Let's not forget that only weeks ago Hamilton County commissioners were trying to figure out a way -- at the behest of fearful parents, school board members and the community -- to put more officers in the public schools to keep their children safe.

Then-Hamilton County Sheriff Jim Hammond said he couldn't fill the openings he had (is there any wonder when you're open to such charges?), so commissioners decided to expend funds to hire school safety officers for all the schools that didn't have them.

Again, we don't know whether the officer at East Ridge acted properly or not, but we do believe no officer will want to take such a position if every action they take to do what they are asked to do is scrutinized, criticized and they are all but called racists. Further, we believe Hamilton County commissioners will be reluctant to assign funds for such officers if they believe they will be held up to scorn for attempting to do their job.

(READ MORE: 15-year-old suspect arrested after Brainerd fight, altercation with Chattanooga police officer)

As it happened, officers had to get involved in incidents earlier this week on property adjacent to two other majority minority schools.

In the first incident at The Howard School, several students were congregating just off-campus during school hours, and Chattanooga police were called. While getting ready to transport the students to school, a gun was found in the backpack of one of the students and was confiscated. The student was arrested.

According to police, the gun had never been brought onto school grounds.
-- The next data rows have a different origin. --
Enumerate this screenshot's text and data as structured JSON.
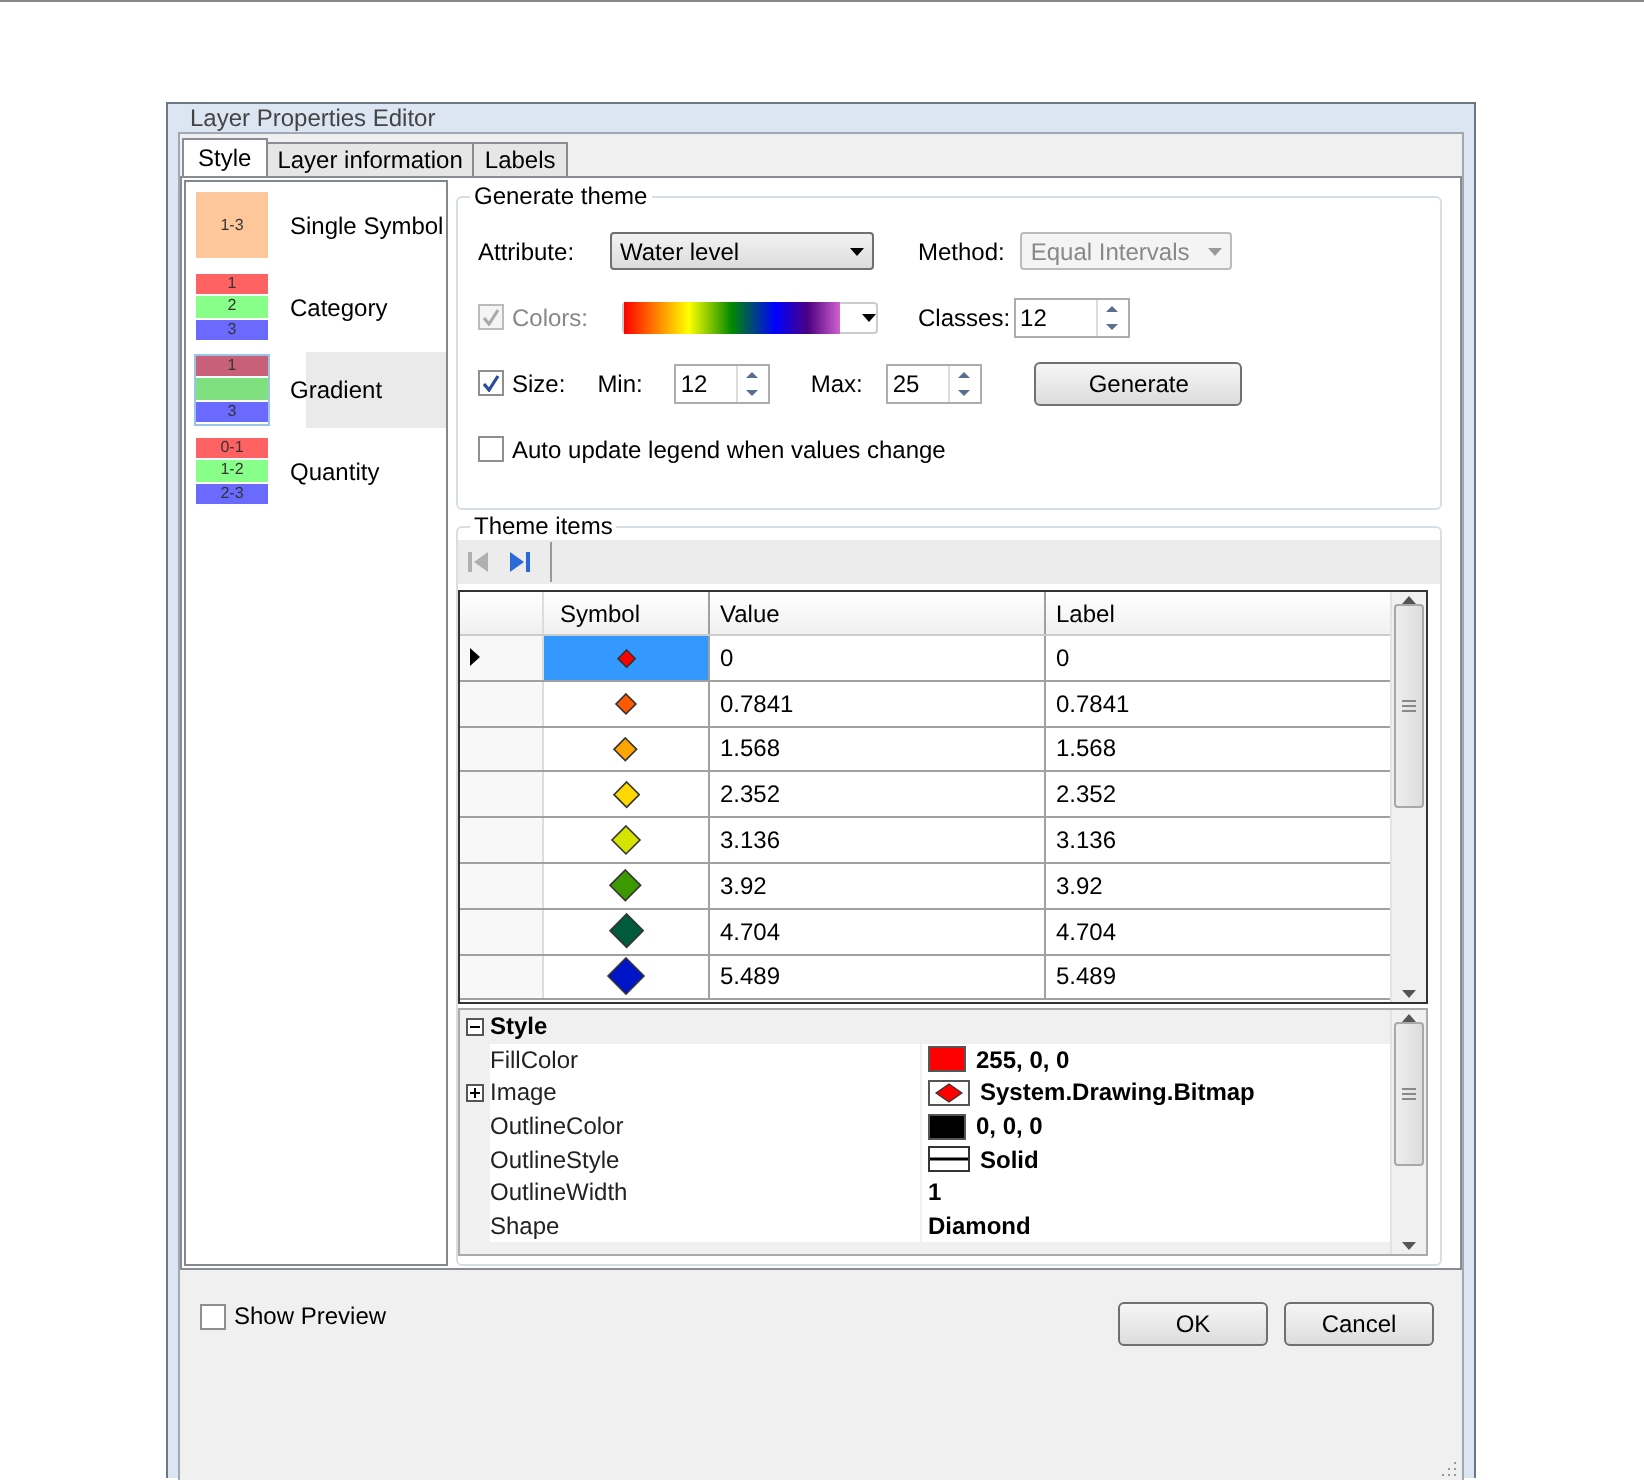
{
  "window": {
    "title": "Layer Properties Editor"
  },
  "tabs": [
    {
      "label": "Style",
      "selected": true
    },
    {
      "label": "Layer information",
      "selected": false
    },
    {
      "label": "Labels",
      "selected": false
    }
  ],
  "style_types": [
    {
      "label": "Single Symbol",
      "selected": false,
      "swatches": [
        {
          "text": "1-3",
          "color": "#fdc79b"
        }
      ]
    },
    {
      "label": "Category",
      "selected": false,
      "swatches": [
        {
          "text": "1",
          "color": "#ff6262"
        },
        {
          "text": "2",
          "color": "#88ff88"
        },
        {
          "text": "3",
          "color": "#6a6aff"
        }
      ]
    },
    {
      "label": "Gradient",
      "selected": true,
      "swatches": [
        {
          "text": "1",
          "color": "#c8607a"
        },
        {
          "color": "#80e080"
        },
        {
          "text": "3",
          "color": "#6a6aff"
        }
      ]
    },
    {
      "label": "Quantity",
      "selected": false,
      "swatches": [
        {
          "text": "0-1",
          "color": "#ff6262"
        },
        {
          "text": "1-2",
          "color": "#88ff88"
        },
        {
          "text": "2-3",
          "color": "#6a6aff"
        }
      ]
    }
  ],
  "generate_theme": {
    "title": "Generate theme",
    "attribute": {
      "label": "Attribute:",
      "value": "Water level"
    },
    "method": {
      "label": "Method:",
      "value": "Equal Intervals",
      "disabled": true
    },
    "colors": {
      "label": "Colors:",
      "checked": true,
      "disabled": true
    },
    "classes": {
      "label": "Classes:",
      "value": "12"
    },
    "size": {
      "label": "Size:",
      "checked": true
    },
    "min": {
      "label": "Min:",
      "value": "12"
    },
    "max": {
      "label": "Max:",
      "value": "25"
    },
    "generate_button": "Generate",
    "auto_update": {
      "label": "Auto update legend when values change",
      "checked": false
    }
  },
  "theme_items": {
    "title": "Theme items",
    "nav": [
      {
        "kind": "first",
        "disabled": true
      },
      {
        "kind": "last",
        "disabled": false
      }
    ],
    "columns": [
      "Symbol",
      "Value",
      "Label"
    ],
    "rows": [
      {
        "color": "#ff0000",
        "value": "0",
        "label": "0",
        "selected": true
      },
      {
        "color": "#ff5a00",
        "value": "0.7841",
        "label": "0.7841",
        "selected": false
      },
      {
        "color": "#ffa500",
        "value": "1.568",
        "label": "1.568",
        "selected": false
      },
      {
        "color": "#ffd800",
        "value": "2.352",
        "label": "2.352",
        "selected": false
      },
      {
        "color": "#d4e400",
        "value": "3.136",
        "label": "3.136",
        "selected": false
      },
      {
        "color": "#3c9a00",
        "value": "3.92",
        "label": "3.92",
        "selected": false
      },
      {
        "color": "#005a3c",
        "value": "4.704",
        "label": "4.704",
        "selected": false
      },
      {
        "color": "#0014c8",
        "value": "5.489",
        "label": "5.489",
        "selected": false
      }
    ]
  },
  "properties": {
    "section": "Style",
    "expanded": true,
    "items": [
      {
        "name": "FillColor",
        "kind": "color",
        "color": "#ff0000",
        "value": "255, 0, 0"
      },
      {
        "name": "Image",
        "kind": "image",
        "expanded": false,
        "value": "System.Drawing.Bitmap"
      },
      {
        "name": "OutlineColor",
        "kind": "color",
        "color": "#000000",
        "value": "0, 0, 0"
      },
      {
        "name": "OutlineStyle",
        "kind": "line",
        "value": "Solid"
      },
      {
        "name": "OutlineWidth",
        "kind": "plain",
        "value": "1"
      },
      {
        "name": "Shape",
        "kind": "plain",
        "value": "Diamond"
      }
    ]
  },
  "show_preview": {
    "label": "Show Preview",
    "checked": false
  },
  "buttons": [
    "OK",
    "Cancel"
  ]
}
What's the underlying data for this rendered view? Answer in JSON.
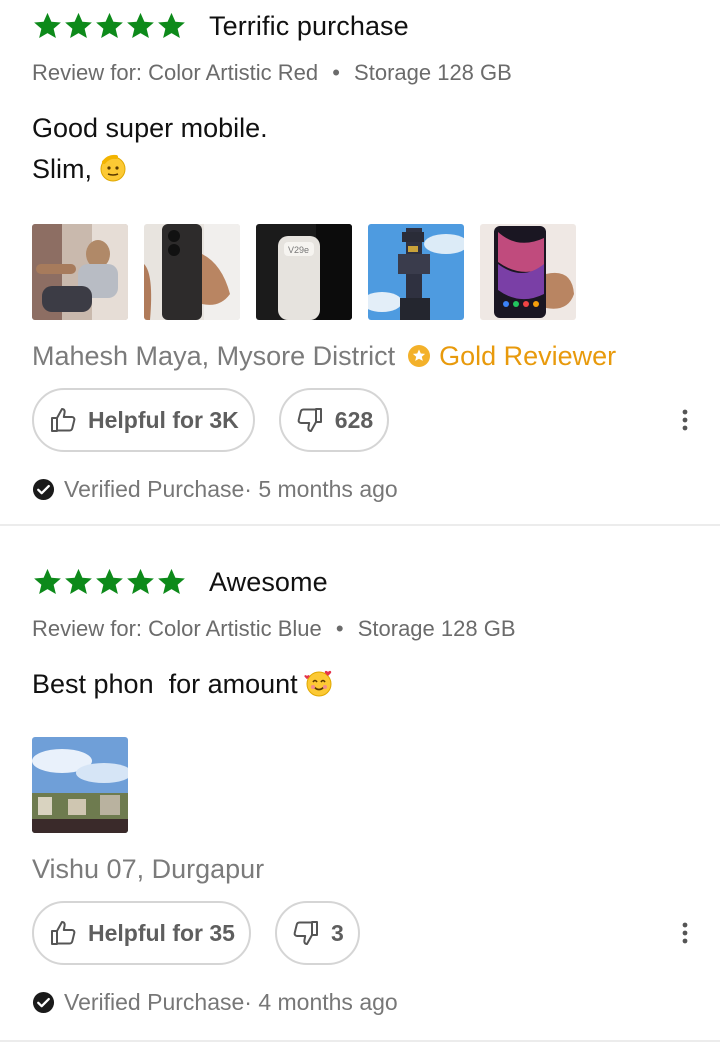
{
  "colors": {
    "star": "#0d8a1a",
    "gold": "#e89a0c",
    "muted": "#7b7b7b",
    "pill_border": "#d5d5d5"
  },
  "reviews": [
    {
      "rating": 5,
      "title": "Terrific purchase",
      "variant_prefix": "Review for: Color Artistic Red",
      "variant_sep": "•",
      "variant_storage": "Storage 128 GB",
      "body_line1": "Good super mobile.",
      "body_line2": "Slim,",
      "body_emoji": "saluting-face-emoji",
      "images": [
        "photo-person-sitting",
        "photo-phone-back",
        "photo-phone-box",
        "photo-statue-sky",
        "photo-phone-front"
      ],
      "author": "Mahesh Maya, Mysore District",
      "badge": "Gold Reviewer",
      "helpful_label": "Helpful for 3K",
      "unhelpful_count": "628",
      "verified": "Verified Purchase· 5 months ago"
    },
    {
      "rating": 5,
      "title": "Awesome",
      "variant_prefix": "Review for: Color Artistic Blue",
      "variant_sep": "•",
      "variant_storage": "Storage 128 GB",
      "body_line1": "Best phon  for amount",
      "body_emoji": "smiling-face-with-hearts-emoji",
      "images": [
        "photo-city-sky"
      ],
      "author": "Vishu 07, Durgapur",
      "helpful_label": "Helpful for 35",
      "unhelpful_count": "3",
      "verified": "Verified Purchase· 4 months ago"
    }
  ]
}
In the second incident, just off the campus of Brainerd High School, a school resource officer was called during school hours to the adjacent Brainerd Recreation Center to break up a fight. When the SRO reached the scene, the fight had broken up and he sought to talk to a suspect allegedly involved. As they began to talk, according to police reports, the suspect began to push past him, then strike him several times in the face. After a struggle, the SRO eventually subdued the suspect, who was to receive juvenile warrants for assault and disorderly conduct.

Police said video showed the officer acted within policy.

(READ MORE: Juvenile arrested after Chattanooga police find gun in backpack outside Howard High School)

School resource officers and now school safety officers are likely involved in scores of encounters every day that don't make the news. We believe a great majority of those encounters are pleasant. Perhaps a question is answered, a joke told, or some playful banter exchanged.

In others, fights are broken up, students pulled apart and order is restored to situations that threaten to get out of hand.

With all too many guns prevalent among students who shouldn't have them, with students' increasing lack of respect for authority and with so many students exhibiting a lack of proper learned behavior, SROs are walking a tightrope every time they enter a school.

The least they should be afforded in situations where a fight ensues is a presumption of innocence until proven guilty. That's what will be afforded the student in the East Ridge situation if he is charged with disorderly conduct, and that is what the officer will have with the Hamilton County Sheriff's Office until a review is completed.

Meanwhile, until all the facts are in, community leaders in whom voters have put trust should refrain from exacerbating circumstances and especially from making racially inappropriate statements.